In fact, a study published last May by the FSL firm, which questioned communities, shows that the property tax has increased; an average of 1.4% on January 1, 2022 in the 190 French cities with more than 40,000 inhabitants. This increase is concentrated in cities with more than 100,000 inhabitants, where the rate increased of 1.9%. It is particularly marked at Marseille (+14 %) and Tours (+11.6 %). “This is the largest increase seen since 2010, although this upturn in the use of medical devices has been reported. taxation comes after five years of very strong fiscal moderation,” says the study.
According to the National Union of Property Owners (Unpi), the property tax as a whole (base and rate) has increased. an average of 4.7% between 2021 and 2022 in the country's 200 largest cities. In particular, the calculation of the tax itself, the base of which is indexed to inflation, leading to a mechanical increase in cadastral rental values of 3.4% in 2022. “This is the strongest revaluation since 1989”, underlines the Unpi, which warns of a possible tipping of certain owners under the poverty line.
“For 2023, even before any decision by communities on their rate, homeowners should expect that their tax base increases like inflation the year before, not very far from 7”%”, warns Thomas Rougier, general secretary. ral of the Observatory of local finances. This mechanical increase could curb the desires of mayors, assures Claire Delpech, a member of Intercommunalités de France, who did not notice that it was too late. massive evolution to the increase in property tax revenues in 2022.

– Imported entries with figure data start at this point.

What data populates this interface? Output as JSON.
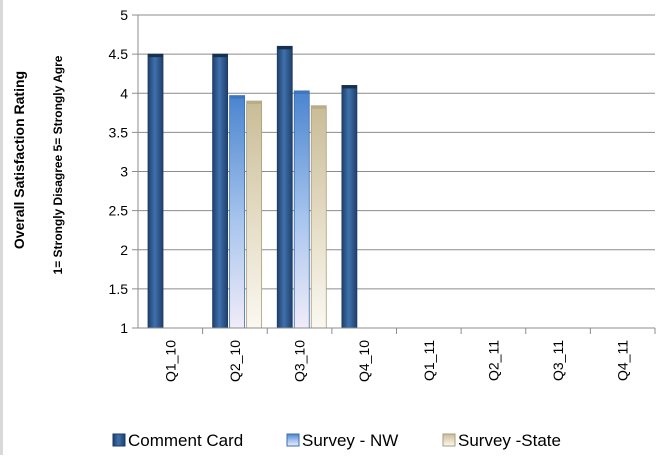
{
  "chart_data": {
    "type": "bar",
    "ylabel": "Overall Satisfaction Rating",
    "ylabel2": "1= Strongly Disagree 5= Strongly Agre",
    "categories": [
      "Q1_10",
      "Q2_10",
      "Q3_10",
      "Q4_10",
      "Q1_11",
      "Q2_11",
      "Q3_11",
      "Q4_11"
    ],
    "series": [
      {
        "name": "Comment Card",
        "values": [
          4.5,
          4.5,
          4.6,
          4.1,
          null,
          null,
          null,
          null
        ]
      },
      {
        "name": "Survey - NW",
        "values": [
          null,
          3.97,
          4.03,
          null,
          null,
          null,
          null,
          null
        ]
      },
      {
        "name": "Survey -State",
        "values": [
          null,
          3.9,
          3.84,
          null,
          null,
          null,
          null,
          null
        ]
      }
    ],
    "ylim": [
      1,
      5
    ],
    "yticks": [
      "1",
      "1.5",
      "2",
      "2.5",
      "3",
      "3.5",
      "4",
      "4.5",
      "5"
    ],
    "grid": true,
    "legend_position": "bottom"
  },
  "colors": {
    "comment_card": "#2e5a8e",
    "survey_nw": "#5f95d8",
    "survey_state": "#d9ceb0",
    "grid": "#8c8c8c"
  }
}
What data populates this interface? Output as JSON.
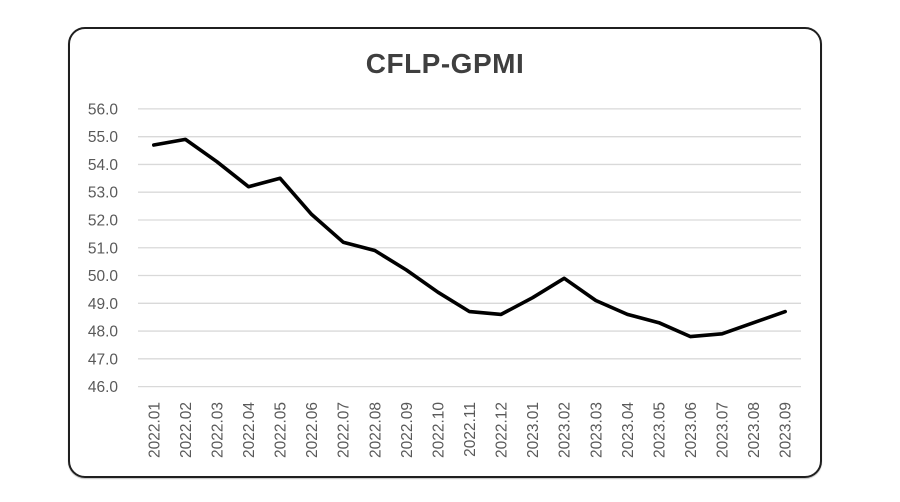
{
  "chart_data": {
    "type": "line",
    "title": "CFLP-GPMI",
    "categories": [
      "2022.01",
      "2022.02",
      "2022.03",
      "2022.04",
      "2022.05",
      "2022.06",
      "2022.07",
      "2022.08",
      "2022.09",
      "2022.10",
      "2022.11",
      "2022.12",
      "2023.01",
      "2023.02",
      "2023.03",
      "2023.04",
      "2023.05",
      "2023.06",
      "2023.07",
      "2023.08",
      "2023.09"
    ],
    "series": [
      {
        "name": "CFLP-GPMI",
        "values": [
          54.7,
          54.9,
          54.1,
          53.2,
          53.5,
          52.2,
          51.2,
          50.9,
          50.2,
          49.4,
          48.7,
          48.6,
          49.2,
          49.9,
          49.1,
          48.6,
          48.3,
          47.8,
          47.9,
          48.3,
          48.7
        ]
      }
    ],
    "xlabel": "",
    "ylabel": "",
    "ylim": [
      46.0,
      56.0
    ],
    "ytick_step": 1.0,
    "ytick_labels": [
      "56.0",
      "55.0",
      "54.0",
      "53.0",
      "52.0",
      "51.0",
      "50.0",
      "49.0",
      "48.0",
      "47.0",
      "46.0"
    ],
    "xtick_rotation_degrees": 90,
    "grid": "horizontal",
    "legend_position": "none",
    "colors": {
      "line": "#000000",
      "gridline": "#d9d9d9",
      "axis_labels": "#595959",
      "title": "#3f3f3f",
      "card_border": "#1f1f1f",
      "background": "#ffffff"
    }
  }
}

““Too soon” to identify a trend for next year
According to Pierre Breteau, co-chairman of the finance commission of the Association of French Mayors (AMF), it is still “too soon” to identify a trend for 2023. “Given the uncertainties that weigh on the evolution of the expenses of the municipalities, we are mainly witnessing a a postponement of the 2023 budget votes,” he said, recalling that mayors can also choose “to save on their operating expenses or reduce their investment”. “We feel that mayors would like to avoid using the tax lever, but those who are in a tight financial situation could do so because the municipalities are subject to tax; a balanced budget rule,” everything.

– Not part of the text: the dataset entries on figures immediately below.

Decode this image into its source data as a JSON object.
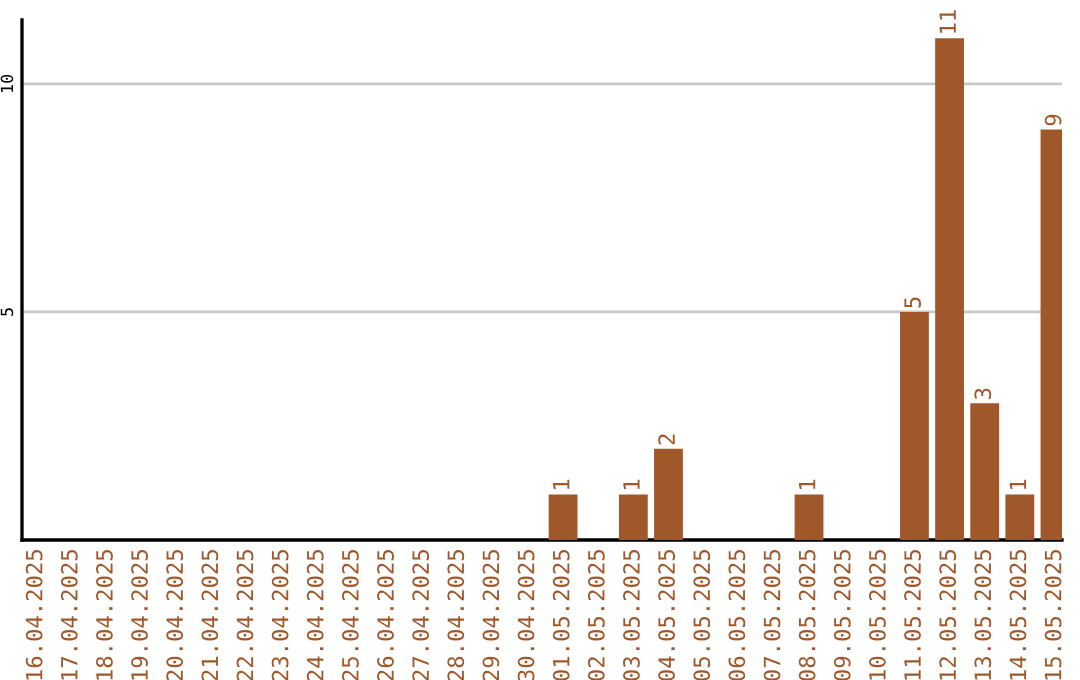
{
  "chart_data": {
    "type": "bar",
    "categories": [
      "16.04.2025",
      "17.04.2025",
      "18.04.2025",
      "19.04.2025",
      "20.04.2025",
      "21.04.2025",
      "22.04.2025",
      "23.04.2025",
      "24.04.2025",
      "25.04.2025",
      "26.04.2025",
      "27.04.2025",
      "28.04.2025",
      "29.04.2025",
      "30.04.2025",
      "01.05.2025",
      "02.05.2025",
      "03.05.2025",
      "04.05.2025",
      "05.05.2025",
      "06.05.2025",
      "07.05.2025",
      "08.05.2025",
      "09.05.2025",
      "10.05.2025",
      "11.05.2025",
      "12.05.2025",
      "13.05.2025",
      "14.05.2025",
      "15.05.2025"
    ],
    "values": [
      0,
      0,
      0,
      0,
      0,
      0,
      0,
      0,
      0,
      0,
      0,
      0,
      0,
      0,
      0,
      1,
      0,
      1,
      2,
      0,
      0,
      0,
      1,
      0,
      0,
      5,
      11,
      3,
      1,
      9
    ],
    "value_labels": [
      null,
      null,
      null,
      null,
      null,
      null,
      null,
      null,
      null,
      null,
      null,
      null,
      null,
      null,
      null,
      "1",
      null,
      "1",
      "2",
      null,
      null,
      null,
      "1",
      null,
      null,
      "5",
      "11",
      "3",
      "1",
      "9"
    ],
    "color": "#a0572a",
    "ylim": [
      0,
      11.4
    ],
    "yticks": [
      5,
      10
    ],
    "grid": "y"
  }
}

Since the disappearance of the housing tax on main residences, some elected officials are reluctant to to weigh only on the owners the dynamics of their expenses. “A significant increase in the property tax in 2023 would show the French people that the abolition of the housing tax is an illusion, because the government has taken away the property tax. communities a very important source of revenue and that state grants do not keep up with inflation,” notes PS Senator Rémi Féraud.